* Saudi diplomat gunned down in Sanaa on Wednesday
* Yemeni authorities blame al Qaeda
(Adds kidnapped police officer)
SANAA, Nov 29 (Reuters) - Yemen offered a $25,000 reward on
Thursday for help in catching the killers of a Saudi Arabian
diplomat, a day after he was gunned down in an attack that
security authorities blamed on al Qaeda.
The killing on Wednesday of Khaled al-Enizi, a military
attache at the Saudi embassy, and his Yemeni bodyguard
underscored the challenges facing the U.S.-allied state since an
uprising last year that ousted president Ali Abdullah Saleh.
A Yemeni security committee offered a reward of 5 million
rials ($25,000) for any information leading to the killers,
state news agency Saba said.
Dressed as security officers, the attackers blocked a car
carrying Enizi, an aide to the Saudi military attache, and
opened fire, the security committee said in a statement. The
diplomat and his guard died instantly.
No one has claimed responsibility for the attack which took
place near the diplomat's house in the capital but a Yemeni
security official said on Wednesday authorities were "assuming
that al Qaeda was behind it".
In a separate incident, armed men seized Nameeri al-Awadi,
head of traffic police in al-Kotn town in Hadramout province, on
his way back home after the dawn prayer, a local official said.
No one has claimed responsibility for the kidnapping but the
official said he believed al Qaeda militants were behind it.
Yemen-based Al Qaeda in the Arabian Peninsula (AQAP),
regarded as al Qaeda's strongest regional wing, has mounted
operations in Saudi Arabia and tried to launch attacks against
the United States.
Restoring stability in Yemen is a priority for Washington
and its Gulf allies because of its strategic position next to
top oil exporter Saudi Arabia and major shipping lanes.
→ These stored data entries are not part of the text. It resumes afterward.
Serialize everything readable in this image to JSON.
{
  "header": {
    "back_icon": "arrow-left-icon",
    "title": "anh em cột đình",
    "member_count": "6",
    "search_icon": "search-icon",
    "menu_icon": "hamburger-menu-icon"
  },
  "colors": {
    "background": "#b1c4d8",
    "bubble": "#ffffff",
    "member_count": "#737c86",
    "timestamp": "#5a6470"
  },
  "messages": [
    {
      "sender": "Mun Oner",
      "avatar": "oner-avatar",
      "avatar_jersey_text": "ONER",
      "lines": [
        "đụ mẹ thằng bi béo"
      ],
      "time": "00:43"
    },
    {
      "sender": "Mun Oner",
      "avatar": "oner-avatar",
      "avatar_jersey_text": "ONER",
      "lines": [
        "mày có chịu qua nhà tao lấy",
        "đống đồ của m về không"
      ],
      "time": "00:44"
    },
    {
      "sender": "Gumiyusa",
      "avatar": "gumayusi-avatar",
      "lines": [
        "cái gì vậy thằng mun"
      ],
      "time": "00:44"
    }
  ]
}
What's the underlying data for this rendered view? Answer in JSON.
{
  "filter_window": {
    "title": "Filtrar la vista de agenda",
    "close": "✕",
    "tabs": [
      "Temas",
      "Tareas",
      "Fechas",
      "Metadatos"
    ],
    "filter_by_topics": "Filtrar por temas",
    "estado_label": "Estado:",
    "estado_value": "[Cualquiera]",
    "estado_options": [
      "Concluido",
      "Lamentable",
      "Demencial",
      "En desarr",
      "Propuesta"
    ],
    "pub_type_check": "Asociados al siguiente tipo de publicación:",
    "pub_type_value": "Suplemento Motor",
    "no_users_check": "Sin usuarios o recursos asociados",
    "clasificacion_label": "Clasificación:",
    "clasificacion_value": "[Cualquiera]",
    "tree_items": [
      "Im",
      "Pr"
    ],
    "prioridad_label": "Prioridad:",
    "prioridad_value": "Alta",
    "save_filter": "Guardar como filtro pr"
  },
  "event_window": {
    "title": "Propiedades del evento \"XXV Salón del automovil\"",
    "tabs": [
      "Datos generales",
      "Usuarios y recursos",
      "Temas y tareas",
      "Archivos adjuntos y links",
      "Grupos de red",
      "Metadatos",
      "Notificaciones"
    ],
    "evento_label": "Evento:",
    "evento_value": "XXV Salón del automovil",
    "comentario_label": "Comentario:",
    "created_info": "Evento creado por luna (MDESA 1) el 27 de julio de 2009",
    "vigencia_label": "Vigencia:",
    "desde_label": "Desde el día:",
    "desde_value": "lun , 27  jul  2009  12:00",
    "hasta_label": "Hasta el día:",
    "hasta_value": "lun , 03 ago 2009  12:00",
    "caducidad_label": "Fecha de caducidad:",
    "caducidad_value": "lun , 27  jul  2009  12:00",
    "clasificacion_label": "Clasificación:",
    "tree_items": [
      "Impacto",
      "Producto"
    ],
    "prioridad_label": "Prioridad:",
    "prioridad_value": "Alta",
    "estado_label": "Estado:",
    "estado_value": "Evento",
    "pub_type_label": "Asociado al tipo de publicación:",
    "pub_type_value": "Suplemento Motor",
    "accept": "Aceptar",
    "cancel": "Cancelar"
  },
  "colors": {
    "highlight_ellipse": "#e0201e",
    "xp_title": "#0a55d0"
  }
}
"The threats are always there and they usually come from al
Qaeda in Yemen," Saudi Arabia's ambassador to Yemen Ali
al-Hamdan told the Saudi-owned Asharq al-Awsat newspaper.
The Saudis are a major donor to their poor neighbour and
hosted the signing of a power transfer deal under which
President Abd-Rabbu Mansour Hadi took over as head of state in
February after Saleh stepped down.
Islamists linked to al Qaeda kidnapped a Saudi deputy consul
in the southern city of Aden in March and are still holding him.
They have demanded a ransom and the release of women prisoners,
believed to be relatives of al Qaeda fighters.